Quando um relacionamento termina, dificilmente os dois estão sintonizados para isso. O comum é que um ainda esteja mergulhado na relação, embora ela já tenha terminado para o outro. A gente precisa de um tempo (ou um tempão) pra seguir em frente…

 

A CHUVA LEVARÁ

 

Ontem, fim de tarde, eu estava dentro de um táxi. Trânsito caótico na cidade, céu plúmbeo anunciando a chuva de todos os dias do mês de fevereiro, e um motorista que não parava de falar de seus clientes e histórias de seu quotidiano. No rádio, uma dessas estações que mais parecem um “Hospício FM”, com um DJ que gritava mais do que falava, uma música insuportável e alta. A água não tardou a cair, pesada, forte, pingos grossos que não poupavam nada e ninguém. Tomado de impaciência, paguei o homem, vesti minha capa, certifiquei-me de que minha valise estava bem fechada e desci, na chuva mesmo, para caminhar um pouco nas ruas ensopadas de São Paulo.

Lembrei-me de quanto gostávamos de andar na chuva, só os dois, rindo e conversando. E você dizia que eu havia lhe ensinado a gostar do tempo assim, nublado, chuva gostosa que caía e nos deixava encharcados. Você adorava o verão, o sol, a praia lotada, a areia pegando fogo – de repente, eu lhe mostrei como apreciar, também, um dia diferente daquele que todos consideram “ideal”.

Ainda ontem, lembrei-me de quando nos conhecemos e de como você se apaixonou rapidamente, pegando a minha mão e dizendo que nunca mais a largaria. Ainda ontem, lembrei-me de como você costumava me abraçar no sofá para começarmos aquilo que, sabíamos, terminaria na cama ou debaixo do chuveiro. Lembrei-me de tanta coisa que uma tristeza, vinda não sei de onde, caminhou comigo demoradamente. Não importava por onde eu fosse, ela seguia comigo, ao meu lado, nunca me deixando esquecer de que, agora, eu andava sozinho.

Diminuí meus passos, fui devagar e não procurei abrigo nas marquises, como a maioria das pessoas. Não: eu precisava que a chuva me atingisse assim, por completo, acariciando meu corpo como você costumava fazer com suas mãos fortes. A água estava quente, a chuva vinha de algum lugar no céu onde havia aquecedor… sei lá! O fato é que me molhei muito e fui pensando em você e em suas promessas. Promessas!

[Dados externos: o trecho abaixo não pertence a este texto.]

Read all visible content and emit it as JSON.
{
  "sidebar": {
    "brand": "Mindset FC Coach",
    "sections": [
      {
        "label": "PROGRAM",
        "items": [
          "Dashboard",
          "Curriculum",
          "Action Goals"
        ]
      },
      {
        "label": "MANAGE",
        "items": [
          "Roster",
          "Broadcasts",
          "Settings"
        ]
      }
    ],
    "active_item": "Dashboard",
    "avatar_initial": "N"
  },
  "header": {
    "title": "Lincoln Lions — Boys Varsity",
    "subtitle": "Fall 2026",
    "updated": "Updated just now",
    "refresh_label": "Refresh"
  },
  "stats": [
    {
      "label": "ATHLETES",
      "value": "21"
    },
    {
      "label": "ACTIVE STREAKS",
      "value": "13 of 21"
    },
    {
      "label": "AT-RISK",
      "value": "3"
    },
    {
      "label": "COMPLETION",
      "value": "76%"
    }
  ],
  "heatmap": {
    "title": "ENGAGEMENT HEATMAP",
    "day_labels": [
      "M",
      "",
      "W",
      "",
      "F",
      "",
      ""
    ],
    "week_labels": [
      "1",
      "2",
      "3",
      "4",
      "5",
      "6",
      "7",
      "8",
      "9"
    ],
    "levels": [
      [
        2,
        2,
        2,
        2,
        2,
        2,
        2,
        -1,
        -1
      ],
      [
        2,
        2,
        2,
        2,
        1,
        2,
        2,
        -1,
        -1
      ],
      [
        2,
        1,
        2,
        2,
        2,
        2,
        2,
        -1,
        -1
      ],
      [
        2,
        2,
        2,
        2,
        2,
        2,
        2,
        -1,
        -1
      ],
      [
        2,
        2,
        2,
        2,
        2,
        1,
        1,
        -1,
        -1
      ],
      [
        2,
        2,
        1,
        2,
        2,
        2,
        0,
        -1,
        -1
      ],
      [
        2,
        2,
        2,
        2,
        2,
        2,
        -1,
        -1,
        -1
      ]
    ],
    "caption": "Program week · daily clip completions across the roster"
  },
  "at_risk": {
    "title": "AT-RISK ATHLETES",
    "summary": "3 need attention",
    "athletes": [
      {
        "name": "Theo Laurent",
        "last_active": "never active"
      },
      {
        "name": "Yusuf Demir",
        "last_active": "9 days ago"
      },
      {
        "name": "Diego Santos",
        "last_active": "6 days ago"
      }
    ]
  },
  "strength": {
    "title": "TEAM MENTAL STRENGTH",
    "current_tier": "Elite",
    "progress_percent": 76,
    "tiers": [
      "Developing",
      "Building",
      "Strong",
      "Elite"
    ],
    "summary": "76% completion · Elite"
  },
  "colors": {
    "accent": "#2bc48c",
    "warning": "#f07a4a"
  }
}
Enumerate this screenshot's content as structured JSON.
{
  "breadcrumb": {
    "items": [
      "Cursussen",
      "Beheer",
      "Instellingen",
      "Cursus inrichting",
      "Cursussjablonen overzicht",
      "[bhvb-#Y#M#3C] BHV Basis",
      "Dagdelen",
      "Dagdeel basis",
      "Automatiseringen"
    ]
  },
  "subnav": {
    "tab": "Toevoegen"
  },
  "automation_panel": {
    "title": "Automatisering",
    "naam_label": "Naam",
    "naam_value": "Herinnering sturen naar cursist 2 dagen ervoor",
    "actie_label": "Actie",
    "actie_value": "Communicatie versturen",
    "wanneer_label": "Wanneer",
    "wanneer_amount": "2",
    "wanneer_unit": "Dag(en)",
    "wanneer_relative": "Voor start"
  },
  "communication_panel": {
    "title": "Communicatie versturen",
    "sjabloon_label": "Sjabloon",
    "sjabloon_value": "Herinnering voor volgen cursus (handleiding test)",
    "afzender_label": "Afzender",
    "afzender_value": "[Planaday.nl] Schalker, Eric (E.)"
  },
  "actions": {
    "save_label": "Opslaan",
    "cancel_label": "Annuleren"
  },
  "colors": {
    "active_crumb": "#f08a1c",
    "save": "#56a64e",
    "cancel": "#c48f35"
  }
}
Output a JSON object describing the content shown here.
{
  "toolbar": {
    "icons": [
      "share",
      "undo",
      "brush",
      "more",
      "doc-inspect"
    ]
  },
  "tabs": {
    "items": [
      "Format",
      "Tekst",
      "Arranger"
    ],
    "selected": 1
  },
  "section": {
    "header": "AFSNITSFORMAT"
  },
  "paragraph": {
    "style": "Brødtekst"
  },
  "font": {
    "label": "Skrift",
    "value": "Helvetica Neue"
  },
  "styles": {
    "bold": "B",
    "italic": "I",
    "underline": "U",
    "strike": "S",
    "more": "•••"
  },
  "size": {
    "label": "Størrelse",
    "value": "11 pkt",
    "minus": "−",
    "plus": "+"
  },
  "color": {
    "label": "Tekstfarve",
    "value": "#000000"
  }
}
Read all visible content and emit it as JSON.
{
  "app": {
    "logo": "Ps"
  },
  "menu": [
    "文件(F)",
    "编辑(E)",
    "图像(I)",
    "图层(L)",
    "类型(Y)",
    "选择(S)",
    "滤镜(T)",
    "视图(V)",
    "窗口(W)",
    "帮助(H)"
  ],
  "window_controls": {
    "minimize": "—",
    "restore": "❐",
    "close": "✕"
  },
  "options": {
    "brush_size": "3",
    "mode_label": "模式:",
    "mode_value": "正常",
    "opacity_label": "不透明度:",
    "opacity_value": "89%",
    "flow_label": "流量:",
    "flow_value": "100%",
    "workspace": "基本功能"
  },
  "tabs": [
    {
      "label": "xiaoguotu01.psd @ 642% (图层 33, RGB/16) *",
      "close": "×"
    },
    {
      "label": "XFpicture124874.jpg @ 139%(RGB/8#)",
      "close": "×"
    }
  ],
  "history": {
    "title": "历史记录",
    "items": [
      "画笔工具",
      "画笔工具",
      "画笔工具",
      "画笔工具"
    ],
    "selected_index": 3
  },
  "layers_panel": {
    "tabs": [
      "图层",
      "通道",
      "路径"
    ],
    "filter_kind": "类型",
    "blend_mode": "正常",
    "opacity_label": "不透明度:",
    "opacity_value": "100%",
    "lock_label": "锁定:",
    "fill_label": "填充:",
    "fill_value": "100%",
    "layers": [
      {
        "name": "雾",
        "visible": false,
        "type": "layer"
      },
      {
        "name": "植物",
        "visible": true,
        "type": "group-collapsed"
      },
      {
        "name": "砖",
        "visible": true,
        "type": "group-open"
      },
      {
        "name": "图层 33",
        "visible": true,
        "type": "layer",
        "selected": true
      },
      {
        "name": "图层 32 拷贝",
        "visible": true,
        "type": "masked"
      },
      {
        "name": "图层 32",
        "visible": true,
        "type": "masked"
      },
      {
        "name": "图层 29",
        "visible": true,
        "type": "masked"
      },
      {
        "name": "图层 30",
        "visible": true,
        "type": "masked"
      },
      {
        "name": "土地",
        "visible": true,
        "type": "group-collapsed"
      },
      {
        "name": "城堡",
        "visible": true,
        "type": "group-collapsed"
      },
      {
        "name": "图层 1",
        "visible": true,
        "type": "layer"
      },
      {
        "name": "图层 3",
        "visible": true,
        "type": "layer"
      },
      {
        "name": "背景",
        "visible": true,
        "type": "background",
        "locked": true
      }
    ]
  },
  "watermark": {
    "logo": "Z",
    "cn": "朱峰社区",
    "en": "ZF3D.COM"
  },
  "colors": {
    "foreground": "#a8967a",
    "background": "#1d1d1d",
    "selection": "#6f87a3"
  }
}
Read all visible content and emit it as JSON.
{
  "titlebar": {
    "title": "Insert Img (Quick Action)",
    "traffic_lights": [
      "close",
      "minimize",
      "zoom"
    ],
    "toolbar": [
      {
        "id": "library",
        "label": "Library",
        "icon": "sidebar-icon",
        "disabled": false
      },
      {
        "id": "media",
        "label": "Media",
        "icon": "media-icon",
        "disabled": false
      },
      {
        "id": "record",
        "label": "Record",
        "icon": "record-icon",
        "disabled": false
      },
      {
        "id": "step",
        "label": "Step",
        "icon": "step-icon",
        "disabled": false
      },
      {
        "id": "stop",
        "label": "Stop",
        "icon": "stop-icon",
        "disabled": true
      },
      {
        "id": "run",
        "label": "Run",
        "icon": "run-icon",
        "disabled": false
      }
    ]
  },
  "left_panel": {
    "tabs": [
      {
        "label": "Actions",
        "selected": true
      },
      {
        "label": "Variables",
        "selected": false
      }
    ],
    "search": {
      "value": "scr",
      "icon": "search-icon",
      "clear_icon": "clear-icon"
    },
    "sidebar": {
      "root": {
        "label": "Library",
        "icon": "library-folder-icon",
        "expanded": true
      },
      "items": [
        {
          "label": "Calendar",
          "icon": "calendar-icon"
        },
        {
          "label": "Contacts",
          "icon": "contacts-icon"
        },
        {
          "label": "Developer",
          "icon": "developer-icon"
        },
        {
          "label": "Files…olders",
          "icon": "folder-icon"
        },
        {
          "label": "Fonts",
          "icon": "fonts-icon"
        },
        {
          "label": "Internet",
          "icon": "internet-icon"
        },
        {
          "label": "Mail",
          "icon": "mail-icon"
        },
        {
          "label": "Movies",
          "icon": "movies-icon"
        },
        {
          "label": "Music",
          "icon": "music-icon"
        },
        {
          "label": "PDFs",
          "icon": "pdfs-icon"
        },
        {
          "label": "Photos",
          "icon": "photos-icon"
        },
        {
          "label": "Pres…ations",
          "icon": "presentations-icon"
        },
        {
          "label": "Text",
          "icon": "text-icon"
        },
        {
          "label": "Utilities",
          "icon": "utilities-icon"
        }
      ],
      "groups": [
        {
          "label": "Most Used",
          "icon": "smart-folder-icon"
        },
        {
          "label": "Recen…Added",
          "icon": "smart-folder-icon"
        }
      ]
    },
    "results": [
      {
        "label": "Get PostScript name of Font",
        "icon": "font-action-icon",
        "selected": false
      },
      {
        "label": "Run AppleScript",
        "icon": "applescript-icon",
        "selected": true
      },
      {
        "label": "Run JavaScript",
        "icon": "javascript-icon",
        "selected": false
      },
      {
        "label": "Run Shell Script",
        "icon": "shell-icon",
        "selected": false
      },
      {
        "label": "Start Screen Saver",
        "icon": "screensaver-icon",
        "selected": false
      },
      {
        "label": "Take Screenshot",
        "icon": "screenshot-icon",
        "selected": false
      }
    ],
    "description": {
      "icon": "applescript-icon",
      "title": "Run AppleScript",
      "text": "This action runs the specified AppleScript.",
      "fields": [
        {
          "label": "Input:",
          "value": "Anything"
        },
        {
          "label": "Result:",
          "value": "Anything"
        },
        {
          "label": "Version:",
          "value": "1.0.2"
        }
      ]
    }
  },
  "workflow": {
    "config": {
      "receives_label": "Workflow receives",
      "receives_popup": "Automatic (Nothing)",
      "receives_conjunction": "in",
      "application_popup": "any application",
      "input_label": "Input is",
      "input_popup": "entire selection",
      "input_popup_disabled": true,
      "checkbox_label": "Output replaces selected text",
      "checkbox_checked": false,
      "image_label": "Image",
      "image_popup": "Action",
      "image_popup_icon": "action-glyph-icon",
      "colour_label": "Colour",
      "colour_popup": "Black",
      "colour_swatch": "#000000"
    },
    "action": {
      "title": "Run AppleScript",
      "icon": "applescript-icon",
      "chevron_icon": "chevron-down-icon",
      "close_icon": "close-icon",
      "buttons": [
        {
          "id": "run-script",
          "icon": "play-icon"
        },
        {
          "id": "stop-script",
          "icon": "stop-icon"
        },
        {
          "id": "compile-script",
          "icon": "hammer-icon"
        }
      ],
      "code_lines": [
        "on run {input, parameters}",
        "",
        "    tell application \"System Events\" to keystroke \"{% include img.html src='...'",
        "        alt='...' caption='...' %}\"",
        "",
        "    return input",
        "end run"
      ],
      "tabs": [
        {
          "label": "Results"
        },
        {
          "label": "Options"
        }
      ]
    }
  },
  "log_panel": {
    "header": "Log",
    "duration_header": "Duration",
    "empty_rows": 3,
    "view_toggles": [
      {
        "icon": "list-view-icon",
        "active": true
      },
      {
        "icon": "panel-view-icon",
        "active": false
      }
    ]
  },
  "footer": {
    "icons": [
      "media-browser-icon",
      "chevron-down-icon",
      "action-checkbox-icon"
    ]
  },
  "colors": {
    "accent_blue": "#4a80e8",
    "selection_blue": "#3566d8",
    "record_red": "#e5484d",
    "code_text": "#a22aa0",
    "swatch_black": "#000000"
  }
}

Sabe que odeio promessas? Eu falei isso pra você quando nos conhecemos. Eu já havia, então, ouvido muitas em minha vida – e nenhuma delas havia se concretizado. Então, você respondeu que os casos de amor não precisavam ter sempre o mesmo fim. E eu acreditei nisso. Preciso me perdoar por tal ingenuidade.

Lembra-se de quando prometeu que seria fiel a mim, embora outros homens se jogassem em cima de você? Lembra-se de ter me dito que eu era o homem de sua vida, porque eu havia lhe mostrado tanta coisa que você não conhecia? Lembra-se de ter dito que nunca seria feliz com outro como você era comigo? Promessas… Acho que desci do táxi bem longe de casa para poder chorar no meio da chuva. Claro que foi isso! Andei devagar protegido pela capa que eu vestia, mas eu queria mesmo que fosse você ali, ao meu lado, seu braço peludo colado ao meu, como sempre fazíamos na rua, e você rindo. Você me prometeu que seu sorriso seria só meu… Lembra? Que coisa, não? Como é que alguém pode prometer alguma coisa assim e o outro acreditar? Será que não aprendi nada na vida ou será que a gente emburrece quando ama?

Um amigo meu diz que ninguém tem obrigação de corresponder à idealização que fazemos dessa pessoa – certíssimo! Nesses dois anos em que ficamos juntos, tive tempo suficiente para conhecer quem você realmente era – como também tive tempo de me apaixonar e de te amar. Azar: escolhi a segunda opção! (Nem posso dizer que você tenha mentido – só não foi capaz de corresponder a tudo o que eu mesmo criei e a tudo o que você prometeu…)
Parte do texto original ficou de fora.